The initiative is designed to rally national, state, and local leaders around the goal of reducing the number of people with mental illnesses and substance use disorders in jail.

"I'd like to see Alabama as a 'Stepping Up' state," Beshear said. "I've been in touch with Ohio on how they did that."

Ohio Department of Mental Health and Addiction Services director Tracy Plouck serves on the board of directors for the Council of State Governments Justice Center, and was an early champion of the nationwide initiative.

She told the Montgomery Advertiser this week the Ohio initiative is in its second formal year and of the state's 88 counties, 33 have county commissioner resolutions passed to make improvements at the intersections of mental illness and the jails.

Plouck said counties have the opportunity to focus in different areas including treatment and services upon an inmate's release from jail.

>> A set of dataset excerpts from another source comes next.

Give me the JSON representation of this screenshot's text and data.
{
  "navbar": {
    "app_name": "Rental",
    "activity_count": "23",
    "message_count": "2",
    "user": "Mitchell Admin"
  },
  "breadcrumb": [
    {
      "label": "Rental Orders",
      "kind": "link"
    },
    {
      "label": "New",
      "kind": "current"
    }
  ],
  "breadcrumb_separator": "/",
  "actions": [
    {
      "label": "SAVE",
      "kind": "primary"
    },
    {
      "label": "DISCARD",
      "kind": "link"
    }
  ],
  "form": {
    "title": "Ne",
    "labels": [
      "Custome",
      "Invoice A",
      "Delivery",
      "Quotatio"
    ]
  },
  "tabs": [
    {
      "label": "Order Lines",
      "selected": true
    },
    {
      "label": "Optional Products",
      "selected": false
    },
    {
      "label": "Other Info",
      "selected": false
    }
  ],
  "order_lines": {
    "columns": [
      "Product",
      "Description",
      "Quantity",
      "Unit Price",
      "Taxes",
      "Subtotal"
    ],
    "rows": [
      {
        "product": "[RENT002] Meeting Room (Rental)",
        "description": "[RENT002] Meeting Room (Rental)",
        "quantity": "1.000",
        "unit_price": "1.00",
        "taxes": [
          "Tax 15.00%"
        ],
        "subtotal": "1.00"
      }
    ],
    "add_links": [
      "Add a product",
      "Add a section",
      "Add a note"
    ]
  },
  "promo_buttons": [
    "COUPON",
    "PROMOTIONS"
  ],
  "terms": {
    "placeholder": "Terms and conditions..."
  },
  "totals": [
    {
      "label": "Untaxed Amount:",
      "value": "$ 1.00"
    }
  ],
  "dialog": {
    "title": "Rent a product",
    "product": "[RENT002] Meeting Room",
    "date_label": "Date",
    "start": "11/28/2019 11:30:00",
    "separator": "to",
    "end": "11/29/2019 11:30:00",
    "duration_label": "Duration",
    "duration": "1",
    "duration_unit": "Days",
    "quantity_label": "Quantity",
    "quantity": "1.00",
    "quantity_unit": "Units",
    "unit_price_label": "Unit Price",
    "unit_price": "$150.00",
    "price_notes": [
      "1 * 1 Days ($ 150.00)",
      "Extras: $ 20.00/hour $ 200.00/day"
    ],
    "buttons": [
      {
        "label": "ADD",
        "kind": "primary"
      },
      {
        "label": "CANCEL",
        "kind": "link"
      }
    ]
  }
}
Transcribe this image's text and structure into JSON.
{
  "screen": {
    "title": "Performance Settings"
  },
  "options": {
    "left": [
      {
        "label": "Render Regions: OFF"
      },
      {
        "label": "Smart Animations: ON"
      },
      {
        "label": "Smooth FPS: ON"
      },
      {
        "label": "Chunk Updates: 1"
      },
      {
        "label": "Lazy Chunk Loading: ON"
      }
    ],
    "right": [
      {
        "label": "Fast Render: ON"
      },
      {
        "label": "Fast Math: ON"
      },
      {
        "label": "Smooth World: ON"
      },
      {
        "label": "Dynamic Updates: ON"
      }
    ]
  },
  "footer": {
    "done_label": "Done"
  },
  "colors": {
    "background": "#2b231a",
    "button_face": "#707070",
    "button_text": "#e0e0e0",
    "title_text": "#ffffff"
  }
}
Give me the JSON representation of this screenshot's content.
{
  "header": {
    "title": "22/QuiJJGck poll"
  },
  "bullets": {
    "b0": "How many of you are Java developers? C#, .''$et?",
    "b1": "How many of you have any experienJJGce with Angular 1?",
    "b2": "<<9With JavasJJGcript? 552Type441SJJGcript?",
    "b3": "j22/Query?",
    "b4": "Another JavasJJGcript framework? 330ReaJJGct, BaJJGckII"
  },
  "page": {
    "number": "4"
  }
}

Ohio is one of a handful of states, including Texas and California, that has been on the cutting edge of efforts to advance local initiatives to shift the state’s reliance on jails and prisons as the primary mental health providers towards a system that diverts people with mental illness to community based treatment options, according to the National Alliance on Mental Illness Ohio.

At the end of the day

Beshear feels she is on a steep learning field, but is starting to feel ownership.

"I feel like I'm in a position now to move forward with the work we were trying to do in the River Region and establish it as a model, which was our intention all along," she said. "I feel comfortable that I can learn this, and I'm feeling really happy that I have such great staff, and that the work is ongoing.

"It gives me an opportunity to learn what I have to learn and to take my message to various boards. It's very complicated, but I'm not giving up."

Opioids in Alabama

A total of 736 people in Alabama died in 2015 from drug overdoses, including overdoses of opioids, such as heroin, fentanyl and prescription narcotics, as well as other drugs such as cocaine and methamphetamine, according to the Centers for Disease Control and Prevention (CDC).

Of Alabama’s 736 reported drug overdose deaths in 2015, a total of 282 - 38 percent - were caused by opioids, according to a Kaiser Family Foundation review of CDC data.